Google has announced that it is providing end-to-end encryption for group chats in the Google Messages app. The security upgrade goes to beta users first before it’s rolled out more widely.
End-to-end encryption means that no one, not even Google, can read the content of the messages. It’s already supported in the Google Messages app for one-to-one conversations, but now (via the edge (Opens in a new tab)) will be added to group chats as well.
End-to-end encryption for group chats begins rolling out and will be available to some users in an open beta program over the coming weeks. Google says (Opens in a new tab). “This shouldn’t just be an idea — just an expectation and something no one who’s texting should worry about.”
From SMS to RCS
In the same blog post of the announcement, Google revealed that the ability to quickly reply to a message with any emoji is coming to Google Messages soon as well. At the moment, only a select group of emoji can be used as reactions.
Besides mentioning these new features, Google has also continued to push hard for RCS (Rich Communication Services) to become the new standard for everyone — the technology, the SMS upgrade, is now widely available but not yet adopted by Apple on its iPhones.
Google’s participation also endorsed SMS 30th anniversarya milestone that underscores how old the technology is and how late we are now in getting a standard that can completely replace it.
Analysis: SMS should be a real date
The arrival of SMS three decades ago helped change the way we communicate with each other — even if messages were limited in terms of characters, and many phones could only store a limited number of texts at one time.
Now, apps like WhatsApp and Slack have taken us beyond those limitations. Messages can be much longer and include images, videos or audio, and we can even tell when recipients have opened the messages we send them.

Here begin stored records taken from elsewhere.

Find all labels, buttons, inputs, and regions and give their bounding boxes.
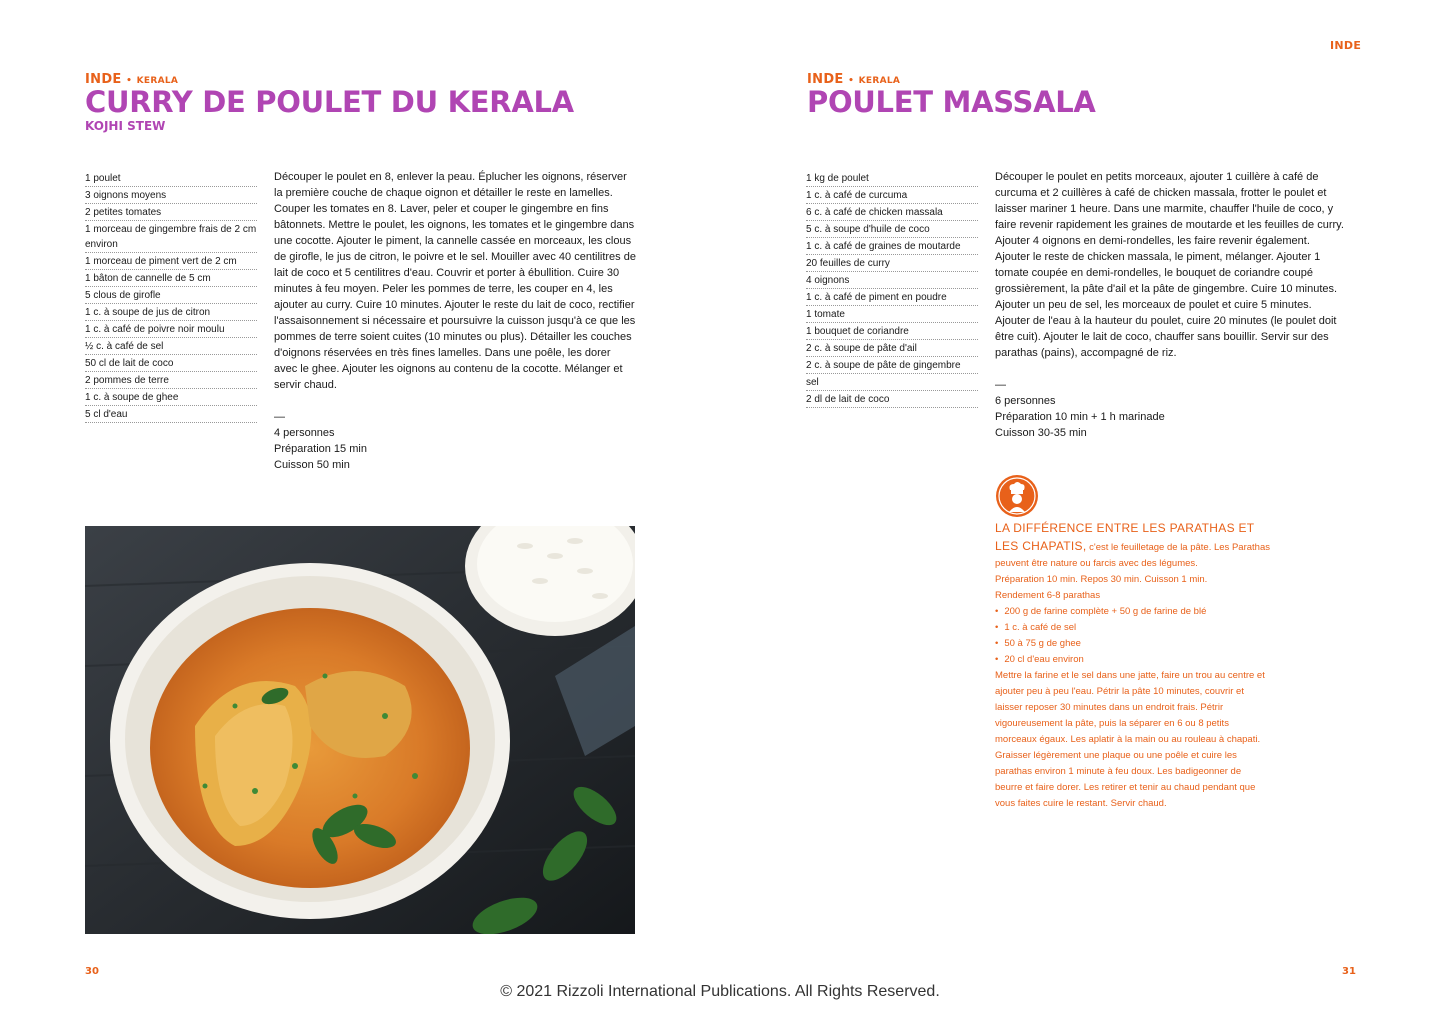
right-ingredients	[806, 170, 978, 408]
ingredient-item: 1 c. à soupe de ghee	[85, 389, 257, 406]
left-page-number: 30	[85, 966, 99, 977]
ingredient-item: 1 c. à café de curcuma	[806, 187, 978, 204]
tip-ingredient-text: 50 à 75 g de ghee	[1004, 638, 1081, 649]
right-page-number: 31	[1342, 966, 1356, 977]
tip-ingredient-item	[995, 604, 1270, 620]
ingredient-item: 5 clous de girofle	[85, 287, 257, 304]
ingredient-item: 2 dl de lait de coco	[806, 391, 978, 408]
meta-dash: —	[995, 379, 1006, 391]
left-meta	[274, 409, 636, 473]
kicker-country: INDE	[807, 72, 844, 87]
bullet: •	[995, 654, 999, 665]
tip-intro: c'est le feuilletage de la pâte. Les Parathas peuvent être nature ou farcis avec des légumes.	[995, 542, 1270, 569]
right-cook-time: Cuisson 30-35 min	[995, 427, 1087, 439]
ingredient-item: 1 poulet	[85, 170, 257, 187]
ingredient-item: 1 c. à café de piment en poudre	[806, 289, 978, 306]
kicker-region: KERALA	[858, 76, 901, 86]
tip-method: Mettre la farine et le sel dans une jatte, faire un trou au centre et ajouter peu à peu l'eau. Pétrir la pâte 10 minutes, couvrir et laisser reposer 30 minutes dans un endroit frais. Pétrir vigoureusement la pâte, puis la séparer en 6 ou 8 petits morceaux égaux. Les aplatir à la main ou au rouleau à chapati. Graisser légèrement une plaque ou une poêle et cuire les parathas environ 1 minute à feu doux. Les badigeonner de beurre et faire dorer. Les retirer et tenir au chaud pendant que vous faites cuire le restant. Servir chaud.	[995, 670, 1265, 809]
tip-ingredient-item	[995, 652, 1270, 668]
right-instructions-text: Découper le poulet en petits morceaux, ajouter 1 cuillère à café de curcuma et 2 cuillères à café de chicken massala, frotter le poulet et laisser mariner 1 heure. Dans une marmite, chauffer l'huile de coco, y faire revenir rapidement les graines de moutarde et les feuilles de curry. Ajouter 4 oignons en demi-rondelles, les faire revenir également. Ajouter le reste de chicken massala, le piment, mélanger. Ajouter 1 tomate coupée en demi-rondelles, le bouquet de coriandre coupé grossièrement, la pâte d'ail et la pâte de gingembre. Cuire 10 minutes. Ajouter un peu de sel, les morceaux de poulet et cuire 5 minutes. Ajouter de l'eau à la hauteur du poulet, cuire 20 minutes (le poulet doit être cuit). Ajouter le lait de coco, chauffer sans bouillir. Servir sur des parathas (pains), accompagné de riz.	[995, 171, 1344, 359]
ingredient-item: 1 bouquet de coriandre	[806, 323, 978, 340]
ingredient-item: 1 kg de poulet	[806, 170, 978, 187]
tip-ingredient-text: 1 c. à café de sel	[1004, 622, 1077, 633]
right-prep-time: Préparation 10 min + 1 h marinade	[995, 411, 1165, 423]
ingredient-item: 1 c. à café de poivre noir moulu	[85, 321, 257, 338]
left-prep-time: Préparation 15 min	[274, 443, 367, 455]
ingredient-item: 2 petites tomates	[85, 204, 257, 221]
tip-prep: Préparation 10 min. Repos 30 min. Cuisson 1 min.	[995, 574, 1208, 585]
left-ingredients	[85, 170, 257, 423]
tip-ingredient-text: 200 g de farine complète + 50 g de farine de blé	[1004, 606, 1207, 617]
ingredient-item: 2 c. à soupe de pâte de gingembre	[806, 357, 978, 374]
right-recipe-title: POULET MASSALA	[807, 85, 1096, 119]
right-instructions	[995, 169, 1345, 441]
bullet: •	[995, 638, 999, 649]
ingredient-item: 2 c. à soupe de pâte d'ail	[806, 340, 978, 357]
left-recipe-title: CURRY DE POULET DU KERALA	[85, 85, 574, 119]
kicker-region: KERALA	[136, 76, 179, 86]
ingredient-item: 5 c. à soupe d'huile de coco	[806, 221, 978, 238]
ingredient-item: 2 pommes de terre	[85, 372, 257, 389]
ingredient-item: 5 cl d'eau	[85, 406, 257, 423]
tip-ingredient-text: 20 cl d'eau environ	[1004, 654, 1084, 665]
meta-dash: —	[274, 411, 285, 423]
bullet: •	[995, 606, 999, 617]
copyright-notice: © 2021 Rizzoli International Publications. All Rights Reserved.	[500, 983, 940, 1000]
ingredient-item: 1 c. à café de graines de moutarde	[806, 238, 978, 255]
kicker-country: INDE	[85, 72, 122, 87]
chef-hat-icon	[995, 474, 1039, 518]
ingredient-item: 1 tomate	[806, 306, 978, 323]
ingredient-item: 1 bâton de cannelle de 5 cm	[85, 270, 257, 287]
ingredient-item: 1 morceau de piment vert de 2 cm	[85, 253, 257, 270]
left-recipe-header	[85, 72, 705, 133]
ingredient-item: 6 c. à café de chicken massala	[806, 204, 978, 221]
tip-ingredients	[995, 604, 1270, 668]
right-meta	[995, 377, 1345, 441]
section-header: INDE	[1330, 39, 1362, 52]
ingredient-item: 3 oignons moyens	[85, 187, 257, 204]
paratha-tip	[995, 520, 1270, 812]
ingredient-item: 20 feuilles de curry	[806, 255, 978, 272]
left-recipe-subtitle: KOJHI STEW	[85, 119, 166, 133]
tip-title: LA DIFFÉRENCE ENTRE LES PARATHAS ET LES CHAPATIS,	[995, 521, 1255, 553]
right-servings: 6 personnes	[995, 395, 1056, 407]
left-instructions-text: Découper le poulet en 8, enlever la peau. Éplucher les oignons, réserver la première couche de chaque oignon et détailler le reste en lamelles. Couper les tomates en 8. Laver, peler et couper le gingembre en fins bâtonnets. Mettre le poulet, les oignons, les tomates et le gingembre dans une cocotte. Ajouter le piment, la cannelle cassée en morceaux, les clous de girofle, le jus de citron, le poivre et le sel. Mouiller avec 40 centilitres de lait de coco et 5 centilitres d'eau. Couvrir et porter à ébullition. Cuire 30 minutes à feu moyen. Peler les pommes de terre, les couper en 4, les ajouter au curry. Cuire 10 minutes. Ajouter le reste du lait de coco, rectifier l'assaisonnement si nécessaire et poursuivre la cuisson jusqu'à ce que les pommes de terre soient cuites (10 minutes ou plus). Détailler les couches d'oignons réservées en très fines lamelles. Dans une poêle, les dorer avec le ghee. Ajouter les oignons au contenu de la cocotte. Mélanger et servir chaud.	[274, 171, 636, 391]
ingredient-item: ½ c. à café de sel	[85, 338, 257, 355]
ingredient-item: sel	[806, 374, 978, 391]
tip-yield: Rendement 6-8 parathas	[995, 590, 1101, 601]
bullet: •	[995, 622, 999, 633]
ingredient-item: 50 cl de lait de coco	[85, 355, 257, 372]
right-recipe-header	[807, 72, 1367, 117]
kicker-sep: •	[126, 76, 133, 86]
tip-ingredient-item	[995, 636, 1270, 652]
left-instructions	[274, 169, 636, 473]
ingredient-item: 1 morceau de gingembre frais de 2 cm environ	[85, 221, 257, 253]
tip-ingredient-item	[995, 620, 1270, 636]
left-servings: 4 personnes	[274, 427, 335, 439]
left-cook-time: Cuisson 50 min	[274, 459, 350, 471]
ingredient-item: 4 oignons	[806, 272, 978, 289]
ingredient-item: 1 c. à soupe de jus de citron	[85, 304, 257, 321]
kicker-sep: •	[848, 76, 855, 86]
dish-photo	[85, 526, 635, 934]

Benefits like these are what make RCS a worthwhile upgrade, which improves message security and makes features like group chats that much better. Google did not create the standard, but it promotes it very much.
However, when an iPhone user sends a text message to an Android user, SMS is still the protocol used. Google wants to change that, but it’s unlikely Apple will ever do that — Apple knows iMessage is one of the main reasons people engage with iPhones.